I think ANFO attacks, which also include the bombing of the Norwegian government by Anders Behring Breivik on July 22nd 2011*, should not be included. If they were to be included, should one also include all military bombings using mixtures that include ammonium nitrate? That would make no sense.
* The subsequent shooting on Utøya, which killed many more, is even more off-topic here.
Elias (talk) 06:23, 7 June 2023 (UTC)[reply]

Wrong use of "However"[edit]

"Pure, compact AN is stable and very difficult to initiate. However, there are numerous cases when even impure AN did not explode in a fire."

The "However" should be obviously removed since the second sentence does not contrast the first (which the word "However" suggests). I won't do it out of fear of "ban-trigger-happy" admins. (Nice going btw)

--Felix Tritschler (talk) 14:01, 29 August 2020 (UTC)[reply]

This article was cited in legal proceedings related to the 2020 Beirut explosion, as cautionary tales prior to the disaster taking place[edit]

I wonder if this fact as a place in this article: In 2013-2014 a Beirut law firm seeking the repatriation of the Rhosus’s crew to Russia and Ukraine urged the port’s general manager to remove the ship's cargo (ammonium nitrate that would eventually explode in 2020) to avoid “a maritime catastrophe.” The law firm attached emails from the ship’s charterer warning about its “EXTREMELY DANGEROUS CARGO” and a 15-page Wikipedia entry cataloguing “ammonium nitrate disasters.”[1]

I have just added this information to Wikipedia:Wikipedia as a court source, and I also wanted to note this at least in this talk page.

Thank you. Al83tito (talk) 05:06, 17 September 2020 (UTC)[reply]
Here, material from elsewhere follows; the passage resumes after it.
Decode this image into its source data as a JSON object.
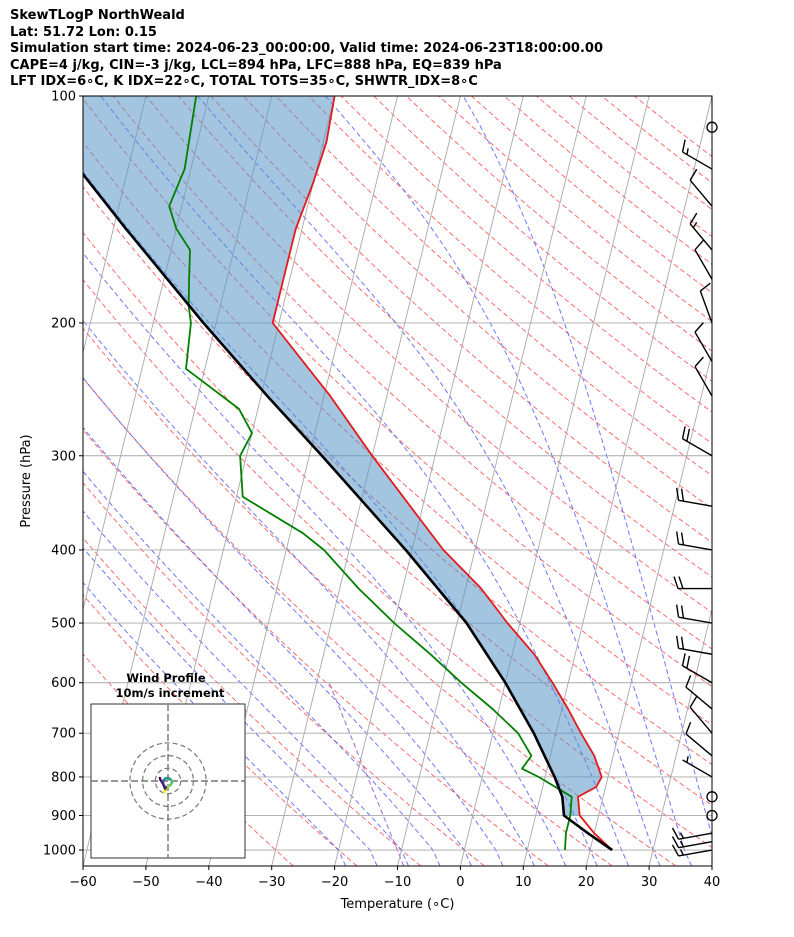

This is already mentioned in the note at the top of this page. --Ita140188 (talk) 08:49, 17 September 2020 (UTC)[reply]
Ah, yes! Sorry for the oversight. And thank you for your response.Al83tito (talk) 16:27, 17 September 2020 (UTC)[reply]
  1. ^ Hubbard, Ben; Abi-Habib, Maria; El-Naggar, Mona; McCann, Allison; Singhvi, Anjali; Glanz, James; White, Jeremy (September 9, 2020). "How a Massive Bomb Came Together in Beirut's Port - Fifteen tons of fireworks. Jugs of kerosene and acid. Thousands of tons of ammonium nitrate. A system of corruption and bribes let the perfect bomb sit for years". The New York Times. Archived from the original on September 14, 2020. Retrieved September 16, 2020.